Standar Kompetensi :
Memahami azas-azas antropologi dan ruang lingkupnya.
Kompetensi Dasar :
Menjelaskan konsep dasar antropologi, ruang lingkup ilmu antropologi dan fase-fase perkembangannya
Indikator Pencapaian Kompetensi :
1.    Menjelaskan pengertian dasar antropologi
2.    Menjelaskan ruang lingkup dan obyek antropologi
3.    Menjelaskan perbedaan antropologi dengan ilmu social lain (sosiologi)
4.    Menjelaskan metode ilmiah dalam antropologi
5.    Menjelaskan fase-fase perkembangan antropologi
Tujuan Pembelajaran:
1.        Mahasiswa  dapat menjelaskan pengertian dasar antropologi
2.    Mahasiswa dapat menjelaskan ruang lingkup dan obyek antropologi
3.    Mahasiswa dapat menjelaskan perbedaan antropologi dengan ilmu sosial lain (sosiologi)
4.    Mahasiswa dapat menjelaskan metode ilmiah dalam antropologi
5.    Mahasiswa  dapat menjelaskan fase-fase perkembangan antropologi
Materi Pokok:
1.    Pengertian Dasar Antropologi
                 Antropologi telah membongkar anggapan yang keliru mengenai superioritas ras dan kebudayaan.
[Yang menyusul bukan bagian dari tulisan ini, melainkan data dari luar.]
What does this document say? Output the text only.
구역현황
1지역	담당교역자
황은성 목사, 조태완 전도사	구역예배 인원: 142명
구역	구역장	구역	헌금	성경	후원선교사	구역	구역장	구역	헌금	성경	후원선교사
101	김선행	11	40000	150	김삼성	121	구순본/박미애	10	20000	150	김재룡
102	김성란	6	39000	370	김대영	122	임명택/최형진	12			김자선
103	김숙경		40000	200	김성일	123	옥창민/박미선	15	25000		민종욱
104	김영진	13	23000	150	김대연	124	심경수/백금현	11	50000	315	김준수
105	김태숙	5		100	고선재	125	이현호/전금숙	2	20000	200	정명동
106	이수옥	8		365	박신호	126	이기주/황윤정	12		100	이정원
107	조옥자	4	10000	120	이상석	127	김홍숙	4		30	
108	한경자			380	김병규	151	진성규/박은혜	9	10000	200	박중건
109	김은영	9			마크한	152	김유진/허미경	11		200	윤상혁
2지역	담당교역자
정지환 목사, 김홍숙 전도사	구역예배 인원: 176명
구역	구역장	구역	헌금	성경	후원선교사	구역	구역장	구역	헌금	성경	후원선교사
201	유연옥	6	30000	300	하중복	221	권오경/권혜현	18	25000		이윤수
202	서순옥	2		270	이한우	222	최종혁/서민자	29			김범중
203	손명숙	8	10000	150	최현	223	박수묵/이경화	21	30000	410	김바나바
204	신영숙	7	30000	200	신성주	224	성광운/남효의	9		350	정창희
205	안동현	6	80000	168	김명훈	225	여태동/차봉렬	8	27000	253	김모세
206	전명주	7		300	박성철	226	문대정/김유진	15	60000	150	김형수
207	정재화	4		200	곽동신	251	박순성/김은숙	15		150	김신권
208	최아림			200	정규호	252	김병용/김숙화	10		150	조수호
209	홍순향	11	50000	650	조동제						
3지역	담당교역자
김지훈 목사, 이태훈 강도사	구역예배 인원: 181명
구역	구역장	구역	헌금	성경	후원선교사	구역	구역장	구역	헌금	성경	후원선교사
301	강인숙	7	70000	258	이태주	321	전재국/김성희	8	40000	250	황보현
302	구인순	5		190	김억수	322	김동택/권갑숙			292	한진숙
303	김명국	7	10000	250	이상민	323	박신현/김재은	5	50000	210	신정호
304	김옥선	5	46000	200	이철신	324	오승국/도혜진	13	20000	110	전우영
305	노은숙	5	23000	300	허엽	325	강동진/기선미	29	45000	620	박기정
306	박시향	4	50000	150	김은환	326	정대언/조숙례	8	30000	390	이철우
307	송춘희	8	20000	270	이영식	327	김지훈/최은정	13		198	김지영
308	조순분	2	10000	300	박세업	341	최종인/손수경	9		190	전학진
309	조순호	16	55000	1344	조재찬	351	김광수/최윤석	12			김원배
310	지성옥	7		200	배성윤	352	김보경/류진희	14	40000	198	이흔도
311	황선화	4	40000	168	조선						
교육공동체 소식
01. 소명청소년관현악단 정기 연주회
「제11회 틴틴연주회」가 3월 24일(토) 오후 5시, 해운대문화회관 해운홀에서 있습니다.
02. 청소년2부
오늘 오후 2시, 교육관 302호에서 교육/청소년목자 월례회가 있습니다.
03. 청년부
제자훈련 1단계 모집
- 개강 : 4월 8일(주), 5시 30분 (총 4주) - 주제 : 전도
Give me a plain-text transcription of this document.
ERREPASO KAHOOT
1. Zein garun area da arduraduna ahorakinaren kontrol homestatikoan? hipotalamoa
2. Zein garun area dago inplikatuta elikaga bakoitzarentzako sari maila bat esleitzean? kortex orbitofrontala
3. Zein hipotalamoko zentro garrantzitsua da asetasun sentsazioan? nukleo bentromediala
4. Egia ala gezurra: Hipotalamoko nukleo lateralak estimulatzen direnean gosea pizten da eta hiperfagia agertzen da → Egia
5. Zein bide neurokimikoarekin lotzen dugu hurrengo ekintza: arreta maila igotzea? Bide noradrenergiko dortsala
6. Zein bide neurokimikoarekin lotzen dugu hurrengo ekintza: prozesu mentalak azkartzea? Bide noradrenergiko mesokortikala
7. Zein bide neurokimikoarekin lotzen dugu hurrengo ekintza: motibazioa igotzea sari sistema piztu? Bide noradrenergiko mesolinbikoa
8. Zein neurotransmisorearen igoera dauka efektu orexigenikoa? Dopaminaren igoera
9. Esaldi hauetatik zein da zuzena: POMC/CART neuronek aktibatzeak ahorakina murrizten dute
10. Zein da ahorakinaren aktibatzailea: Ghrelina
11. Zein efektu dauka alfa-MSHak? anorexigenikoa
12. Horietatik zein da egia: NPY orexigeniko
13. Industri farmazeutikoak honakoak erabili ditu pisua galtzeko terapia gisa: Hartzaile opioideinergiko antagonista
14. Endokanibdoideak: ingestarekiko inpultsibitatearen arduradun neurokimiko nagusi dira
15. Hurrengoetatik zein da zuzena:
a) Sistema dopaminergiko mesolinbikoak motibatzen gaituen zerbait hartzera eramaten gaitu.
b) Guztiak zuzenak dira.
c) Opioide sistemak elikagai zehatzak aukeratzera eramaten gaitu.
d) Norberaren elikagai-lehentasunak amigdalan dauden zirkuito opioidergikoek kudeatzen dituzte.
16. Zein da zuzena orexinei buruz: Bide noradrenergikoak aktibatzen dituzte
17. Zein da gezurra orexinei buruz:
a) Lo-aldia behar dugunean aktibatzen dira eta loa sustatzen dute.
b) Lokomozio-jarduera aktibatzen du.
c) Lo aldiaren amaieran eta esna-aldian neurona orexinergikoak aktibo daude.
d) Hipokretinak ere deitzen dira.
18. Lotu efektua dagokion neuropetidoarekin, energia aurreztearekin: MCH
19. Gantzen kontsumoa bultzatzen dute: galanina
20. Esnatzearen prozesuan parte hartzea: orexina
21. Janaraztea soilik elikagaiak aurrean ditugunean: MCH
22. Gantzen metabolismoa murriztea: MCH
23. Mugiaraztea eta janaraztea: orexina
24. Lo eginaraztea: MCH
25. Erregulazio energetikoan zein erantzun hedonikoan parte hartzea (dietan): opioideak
Selain itu, antropologi juga telah mempelajari semua bangsa tanpa mempedulikan dimana dan bilamana mereka hidup sehingga memberikan kejelasan tentang sifat manusia daripada semua pemikiran para filsuf atau studi para ilmuwan di laboratorium. Dari semua ilmu, antropologi adalah ilmu yang paling luas cakrawalanya. Bahan yang dipelajari dalam antropologi sangat luas. Antropologi membahas segala sesuatu yang ada hubungannya dengan makhluk manusia dahulu dan sekarang.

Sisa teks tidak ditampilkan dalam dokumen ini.